Tidak ada jalan lain, saya dan Saraa terpaksa meninggalkan kendaraan roda empat kami, mobil jip rusia kuno, di lembah, lalu berjalan mendaki tumpukan salju—kadang setebal pinggang, kadang setinggi dada—menuju Taiga yang agaknya tidak seperti tempat tinggal manusia normal. Pemandangan laksana kahyangan. Rusa-rusa salju lincah berlarian di atas tumpukan salju tebal. Dengan kaki dan tanduk seramping ranting, serta bulu selembut beludru, mereka seolah tidak berdaya. Tetapi merekalah satwa yang merajai Taiga.

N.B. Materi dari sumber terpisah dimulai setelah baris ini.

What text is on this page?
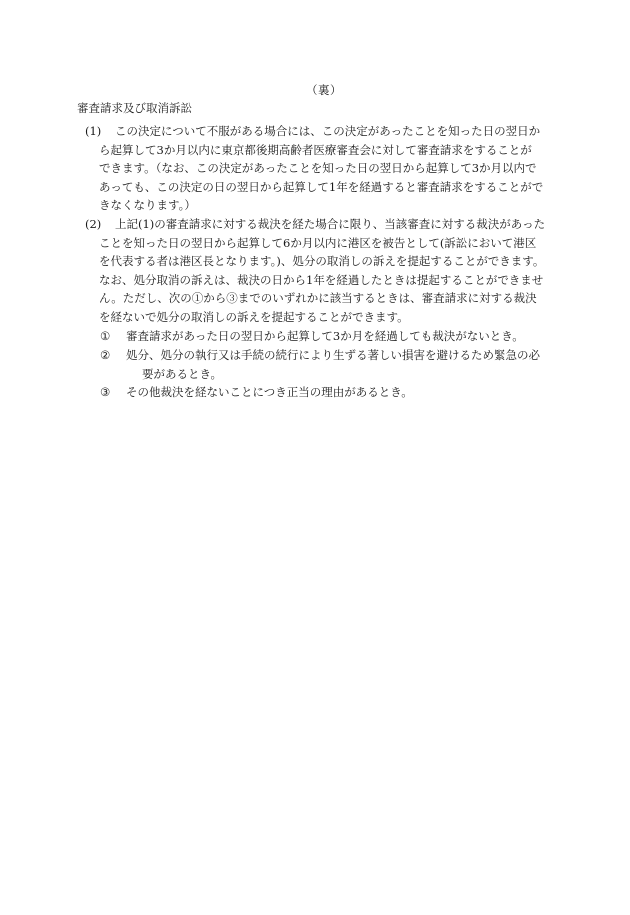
（裏）
審査請求及び取消訴訟
(1)	この決定について不服がある場合には、この決定があったことを知った日の翌日か
ら起算して3か月以内に東京都後期高齢者医療審査会に対して審査請求をすることが
できます。（なお、この決定があったことを知った日の翌日から起算して3か月以内で
あっても、この決定の日の翌日から起算して1年を経過すると審査請求をすることがで
きなくなります。）
(2)	上記(1)の審査請求に対する裁決を経た場合に限り、当該審査に対する裁決があった
ことを知った日の翌日から起算して6か月以内に港区を被告として(訴訟において港区
を代表する者は港区長となります。)、処分の取消しの訴えを提起することができます。
なお、処分取消の訴えは、裁決の日から1年を経過したときは提起することができませ
ん。ただし、次の①から③までのいずれかに該当するときは、審査請求に対する裁決
を経ないで処分の取消しの訴えを提起することができます。
① 審査請求があった日の翌日から起算して3か月を経過しても裁決がないとき。
② 処分、処分の執行又は手続の続行により生ずる著しい損害を避けるため緊急の必
要があるとき。
③ その他裁決を経ないことにつき正当の理由があるとき。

KAMI MENUJU TAIGA untuk menemukan jawaban dari pertanyaan tentang shamanisme atau perdukunan di Mongolia yang selama ini memenuhi benak saya: Masih adakah shamanisme di zaman ini setelah puluhan tahun komunisme memberangus praktik-praktik kuno? Ketika para nomad Mongol sudah bertelepon genggam dan menetap di kota? Ketika internet sudah merambah? Ketika dokter dan obat sudah menggantikan jampi-jampi untuk menyembuhkan penyakit? Di Mongolia, shamanisme adalah jalan hidup utama jauh sebelum datangnya agama-agama. Kepercayaan dan ritual shamanisme menjadikan kultur negeri misterius ini begitu “eksotis.”
Orang Mongol percaya bumi memiliki roh, karena itu mereka sangat berhati-hati “melukai” bumi. Sebagai bangsa nomaden, setiap kali berpindah, mereka selalu menutup kembali semua lubang bekas tiang kemah agar sang roh bumi tidak marah. Selain itu, orang Mongol juga menghormati roh api dan pohon tunggal. Mereka tidak akan melemparkan sampah jenis apa pun ke dalam api di tungku, dan bermalam di bawah pohon tunggal.
Orang Mongol membiarkan rambut bocah-bocah balita mereka tumbuh panjang, hingga sulit dibedakan mana bocah laki-laki, mana bocah perempuan. Alasannya, agar roh jahat bingung dan tidak mengganggu mereka. Ritual menggunting rambut pun menjadi upacara istimewa, dirayakan besar-besaran, dan harus dihitung tanggal baiknya. Saat melihat bayi imut, orang Mongol biasa memuji, “Aduh, bayi ini jelek sekali!” Karena dalam kepercayaan mereka, pujian positif akan memanggil roh jahat untuk mengincar si bayi. Saat hendak ke luar rumah, orang tua lebih dulu menggoreskan arang hitam pada hidung balitanya agar roh jahat salah mengira sebagai kelinci. Lalu, agar tidak diculik setan, anak-anak Mongol dipanggil, “Nergui,” yang berarti tidak punya nama, atau si anjing jelek, atau si anjing kuning. Setelah matahari terbenam, jangan sekali-kali memanggil nama anak kecil agar tidak terdengar oleh roh jahat. Bayi yang sakit dan tidak kunjung sembuh dibawa ke dukun, dan kadang terpaksa harus diganti namanya agar sembuh.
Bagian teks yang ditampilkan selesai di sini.